Agnese fu sepolta in un cimitero ipogeo già esistente, che le fonti antiche affermano essere di proprietà della famiglia della martire, e collocato nei pressi di un possedimento imperiale. Dallo studio delle fonti epigrafiche e dalla tipologia di sepoltura si deduce che questo cimitero risale alla seconda metà del III secolo e corrisponde alla prima regione dell'intero complesso sotterraneo. Sopra questa catacomba fu edificata in memoria della martire una edicola, al tempo del papa Liberio (352-366), trasformata da papa Simmaco (498-514) in una basilichetta, ed infine completamente rifatta e trasformata nell'attuale basilica da papa Onorio I nella prima metà del VII secolo: l'edificazione della basilica onoriana comportarono tagli e distruzioni della sottostante catacomba.
Nel corso del IV secolo, al primitivo nucleo cimiteriale, se ne aggiunsero altri, che oggi corrispondono alle altre tre regioni. In particolare, il terreno subdiale sopra la quarta regione fu espropriato dall'imperatore Costantino che vi edificò la prima basilica dedicata alla martire Agnese (oggi ridotta a ruderi) ed il mausoleo di Costantina, ove poi saranno sepolte le figlie dell'imperatore, Costantina appunto ed Elena. Scavi condotti negli anni settanta del XX secolo hanno dimostrato che il sopraterra della quarta regione era occupato da una necropoli pagana risalente alla metà del II secolo, distrutta per la costruzione della basilica costantiniana: la stessa cosa era avvenuta sul colle Vaticano quando, per la costruzione della basilica di san Pietro, l'imperatore Costantino ordinò la distruzione e l'interramento della precedente necropoli.
L'intero complesso catacombale fu in seguito abbandonato e dimenticato.
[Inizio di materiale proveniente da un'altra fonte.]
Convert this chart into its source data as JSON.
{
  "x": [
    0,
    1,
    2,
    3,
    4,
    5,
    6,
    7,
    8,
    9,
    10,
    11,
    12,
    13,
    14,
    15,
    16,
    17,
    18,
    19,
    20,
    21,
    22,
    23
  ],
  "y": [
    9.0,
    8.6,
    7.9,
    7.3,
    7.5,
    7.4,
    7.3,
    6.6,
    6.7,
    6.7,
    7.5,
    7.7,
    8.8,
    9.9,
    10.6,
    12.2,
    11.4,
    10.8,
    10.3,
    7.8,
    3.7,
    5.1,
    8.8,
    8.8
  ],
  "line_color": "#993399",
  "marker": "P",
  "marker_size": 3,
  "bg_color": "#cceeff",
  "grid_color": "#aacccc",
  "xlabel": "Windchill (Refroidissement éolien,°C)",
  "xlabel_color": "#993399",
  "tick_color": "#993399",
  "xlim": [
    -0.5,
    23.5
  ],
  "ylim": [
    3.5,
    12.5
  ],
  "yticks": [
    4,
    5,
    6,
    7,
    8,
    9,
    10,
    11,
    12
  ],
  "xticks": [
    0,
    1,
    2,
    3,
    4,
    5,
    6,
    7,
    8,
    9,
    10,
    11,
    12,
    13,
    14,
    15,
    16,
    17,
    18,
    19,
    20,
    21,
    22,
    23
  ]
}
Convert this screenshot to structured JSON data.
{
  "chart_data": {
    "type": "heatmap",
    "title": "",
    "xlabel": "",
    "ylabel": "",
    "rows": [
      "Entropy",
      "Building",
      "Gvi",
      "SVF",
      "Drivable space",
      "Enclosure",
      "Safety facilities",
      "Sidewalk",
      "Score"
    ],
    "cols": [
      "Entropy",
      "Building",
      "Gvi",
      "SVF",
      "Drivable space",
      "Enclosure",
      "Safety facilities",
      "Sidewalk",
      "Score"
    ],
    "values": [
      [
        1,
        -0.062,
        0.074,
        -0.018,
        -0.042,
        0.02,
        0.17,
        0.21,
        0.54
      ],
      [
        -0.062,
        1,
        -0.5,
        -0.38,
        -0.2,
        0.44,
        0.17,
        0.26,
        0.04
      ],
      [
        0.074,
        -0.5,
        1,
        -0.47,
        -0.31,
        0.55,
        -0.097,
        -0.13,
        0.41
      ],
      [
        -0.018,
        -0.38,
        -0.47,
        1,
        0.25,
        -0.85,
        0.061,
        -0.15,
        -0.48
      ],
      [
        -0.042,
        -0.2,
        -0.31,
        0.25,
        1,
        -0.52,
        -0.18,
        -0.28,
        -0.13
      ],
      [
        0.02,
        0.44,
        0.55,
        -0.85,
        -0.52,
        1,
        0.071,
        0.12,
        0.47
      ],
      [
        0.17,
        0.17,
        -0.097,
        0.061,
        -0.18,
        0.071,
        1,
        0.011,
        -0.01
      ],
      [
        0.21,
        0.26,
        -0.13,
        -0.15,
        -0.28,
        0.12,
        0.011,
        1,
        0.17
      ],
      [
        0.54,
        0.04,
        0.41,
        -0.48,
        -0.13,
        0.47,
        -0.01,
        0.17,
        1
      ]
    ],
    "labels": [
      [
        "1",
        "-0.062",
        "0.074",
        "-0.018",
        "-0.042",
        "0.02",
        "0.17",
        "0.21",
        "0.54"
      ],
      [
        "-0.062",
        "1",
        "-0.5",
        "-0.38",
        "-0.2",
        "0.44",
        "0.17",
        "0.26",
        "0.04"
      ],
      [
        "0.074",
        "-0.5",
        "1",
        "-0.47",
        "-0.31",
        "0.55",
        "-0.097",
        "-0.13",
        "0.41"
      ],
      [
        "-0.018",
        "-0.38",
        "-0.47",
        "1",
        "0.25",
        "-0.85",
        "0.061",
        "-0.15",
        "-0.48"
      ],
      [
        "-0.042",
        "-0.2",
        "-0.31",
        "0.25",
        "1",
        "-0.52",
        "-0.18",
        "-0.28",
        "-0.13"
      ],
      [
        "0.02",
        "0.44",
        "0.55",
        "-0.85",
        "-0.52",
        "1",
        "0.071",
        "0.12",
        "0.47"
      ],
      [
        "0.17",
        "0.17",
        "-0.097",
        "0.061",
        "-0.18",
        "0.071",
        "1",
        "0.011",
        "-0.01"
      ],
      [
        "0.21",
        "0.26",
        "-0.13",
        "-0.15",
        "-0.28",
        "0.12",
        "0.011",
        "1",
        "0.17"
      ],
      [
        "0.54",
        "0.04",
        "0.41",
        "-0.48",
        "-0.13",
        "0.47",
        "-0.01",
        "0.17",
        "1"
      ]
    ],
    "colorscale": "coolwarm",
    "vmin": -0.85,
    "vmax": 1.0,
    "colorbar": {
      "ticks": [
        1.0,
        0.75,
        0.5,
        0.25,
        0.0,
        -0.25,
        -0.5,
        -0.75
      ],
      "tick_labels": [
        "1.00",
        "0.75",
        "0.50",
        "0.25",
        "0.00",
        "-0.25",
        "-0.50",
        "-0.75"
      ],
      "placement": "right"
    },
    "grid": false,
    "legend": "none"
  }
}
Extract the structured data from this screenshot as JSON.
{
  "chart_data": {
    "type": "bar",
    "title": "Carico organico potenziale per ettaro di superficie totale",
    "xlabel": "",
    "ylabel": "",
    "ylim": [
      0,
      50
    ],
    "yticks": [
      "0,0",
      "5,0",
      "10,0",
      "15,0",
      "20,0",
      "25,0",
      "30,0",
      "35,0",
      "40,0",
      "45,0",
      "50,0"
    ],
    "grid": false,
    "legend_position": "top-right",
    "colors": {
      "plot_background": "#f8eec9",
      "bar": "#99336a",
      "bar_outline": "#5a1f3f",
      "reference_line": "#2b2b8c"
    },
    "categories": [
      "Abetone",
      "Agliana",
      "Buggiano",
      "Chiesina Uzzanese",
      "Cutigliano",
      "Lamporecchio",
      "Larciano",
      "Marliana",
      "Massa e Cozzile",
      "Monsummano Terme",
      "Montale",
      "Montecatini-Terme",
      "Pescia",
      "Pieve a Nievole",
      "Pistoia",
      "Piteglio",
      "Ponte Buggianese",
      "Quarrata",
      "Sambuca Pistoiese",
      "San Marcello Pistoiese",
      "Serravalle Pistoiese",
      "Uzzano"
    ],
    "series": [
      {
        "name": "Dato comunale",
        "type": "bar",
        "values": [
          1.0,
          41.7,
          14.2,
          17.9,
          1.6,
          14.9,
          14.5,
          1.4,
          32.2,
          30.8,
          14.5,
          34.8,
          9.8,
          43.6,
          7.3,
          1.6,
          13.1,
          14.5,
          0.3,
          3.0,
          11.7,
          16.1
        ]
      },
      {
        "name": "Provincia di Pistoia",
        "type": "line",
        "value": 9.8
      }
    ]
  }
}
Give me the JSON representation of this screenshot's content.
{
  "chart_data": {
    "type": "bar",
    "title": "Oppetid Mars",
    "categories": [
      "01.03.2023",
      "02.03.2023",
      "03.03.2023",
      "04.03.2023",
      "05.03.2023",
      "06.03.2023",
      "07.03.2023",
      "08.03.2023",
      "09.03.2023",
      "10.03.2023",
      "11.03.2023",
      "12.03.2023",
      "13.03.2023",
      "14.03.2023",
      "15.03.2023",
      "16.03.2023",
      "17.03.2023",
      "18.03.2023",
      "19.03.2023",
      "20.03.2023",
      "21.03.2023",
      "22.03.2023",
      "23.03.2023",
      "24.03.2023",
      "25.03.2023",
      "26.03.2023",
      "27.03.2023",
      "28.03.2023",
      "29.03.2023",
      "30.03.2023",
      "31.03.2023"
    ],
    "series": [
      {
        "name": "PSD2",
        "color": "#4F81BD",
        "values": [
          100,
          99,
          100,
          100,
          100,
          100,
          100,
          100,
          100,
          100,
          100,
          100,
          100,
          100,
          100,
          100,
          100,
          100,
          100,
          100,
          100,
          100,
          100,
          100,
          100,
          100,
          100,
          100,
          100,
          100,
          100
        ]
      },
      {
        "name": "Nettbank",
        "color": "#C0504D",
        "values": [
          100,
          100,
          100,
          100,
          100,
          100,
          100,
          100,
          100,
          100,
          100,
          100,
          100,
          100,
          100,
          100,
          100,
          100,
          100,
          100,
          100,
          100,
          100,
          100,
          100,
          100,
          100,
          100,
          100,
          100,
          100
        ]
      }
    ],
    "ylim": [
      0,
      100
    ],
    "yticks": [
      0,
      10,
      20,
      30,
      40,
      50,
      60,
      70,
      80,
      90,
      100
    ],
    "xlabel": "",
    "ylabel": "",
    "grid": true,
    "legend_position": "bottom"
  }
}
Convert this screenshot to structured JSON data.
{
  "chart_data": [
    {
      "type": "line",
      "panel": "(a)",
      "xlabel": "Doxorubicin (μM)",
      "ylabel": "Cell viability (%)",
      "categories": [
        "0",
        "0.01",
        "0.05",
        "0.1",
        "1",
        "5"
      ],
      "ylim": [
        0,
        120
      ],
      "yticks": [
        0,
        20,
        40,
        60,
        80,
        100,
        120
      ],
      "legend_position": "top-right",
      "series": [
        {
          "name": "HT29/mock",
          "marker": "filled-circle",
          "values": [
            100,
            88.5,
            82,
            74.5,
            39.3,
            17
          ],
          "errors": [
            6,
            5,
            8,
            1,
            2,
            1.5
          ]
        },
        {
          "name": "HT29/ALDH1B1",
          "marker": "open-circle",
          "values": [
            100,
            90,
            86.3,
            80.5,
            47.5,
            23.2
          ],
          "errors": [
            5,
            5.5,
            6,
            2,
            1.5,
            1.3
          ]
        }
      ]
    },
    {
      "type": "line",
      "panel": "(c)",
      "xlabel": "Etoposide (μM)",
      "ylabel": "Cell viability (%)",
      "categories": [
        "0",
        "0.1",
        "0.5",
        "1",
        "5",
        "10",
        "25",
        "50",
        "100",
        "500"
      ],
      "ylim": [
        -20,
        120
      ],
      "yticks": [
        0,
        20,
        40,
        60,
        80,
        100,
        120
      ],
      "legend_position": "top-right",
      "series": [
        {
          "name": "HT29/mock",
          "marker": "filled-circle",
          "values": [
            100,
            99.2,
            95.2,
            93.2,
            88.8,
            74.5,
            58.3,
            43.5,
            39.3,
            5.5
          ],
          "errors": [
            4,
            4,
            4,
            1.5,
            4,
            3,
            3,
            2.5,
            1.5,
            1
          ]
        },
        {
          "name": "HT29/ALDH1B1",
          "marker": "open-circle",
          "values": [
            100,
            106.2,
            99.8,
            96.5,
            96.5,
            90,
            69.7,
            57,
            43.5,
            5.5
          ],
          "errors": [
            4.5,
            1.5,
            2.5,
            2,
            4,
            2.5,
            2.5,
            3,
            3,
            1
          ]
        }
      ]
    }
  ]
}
Venne riscoperto ed esplorato all'inizio del XVI secolo da un frate domenicano, Onofrio Panvinio. Divenne poi oggetto di studio di Antonio Bosio nella sua Roma sotterranea (1632), il quale però la confuse con il vicino Coemeterium maius, collegato alla nostra catacomba da un antico arenario. Nel corso del Settecento la catacomba di sant'Agnese, e soprattutto la seconda regione, fu gravemente danneggiata dai cosiddetti corpisantari, cercatori di reliquie e tesori. Su incarico di Giovanni Battista de Rossi, nella seconda metà del XIX secolo Mariano Armellini operò una serie di scavi del cimitero ipogeo, riportando alla luce, in buono stato di conservazione, alcune sue parti: dobbiamo all'Armellini la distinzione della catacomba in quattro regioni. All'inizio del Novecento il sacerdote Augusto Bacci, su incarico del cardinale titolare della basilica, fece una campagna di scavi, fondamentale per la ricostruzione storico-topografica della memoria di sant'Agnese e della prima regione. Infine negli anni 1971-72 il sacerdote Umberto Maria Fasola studiò la quarta regione, giungendo alle conclusioni di cui si è già fatto cenno sopra.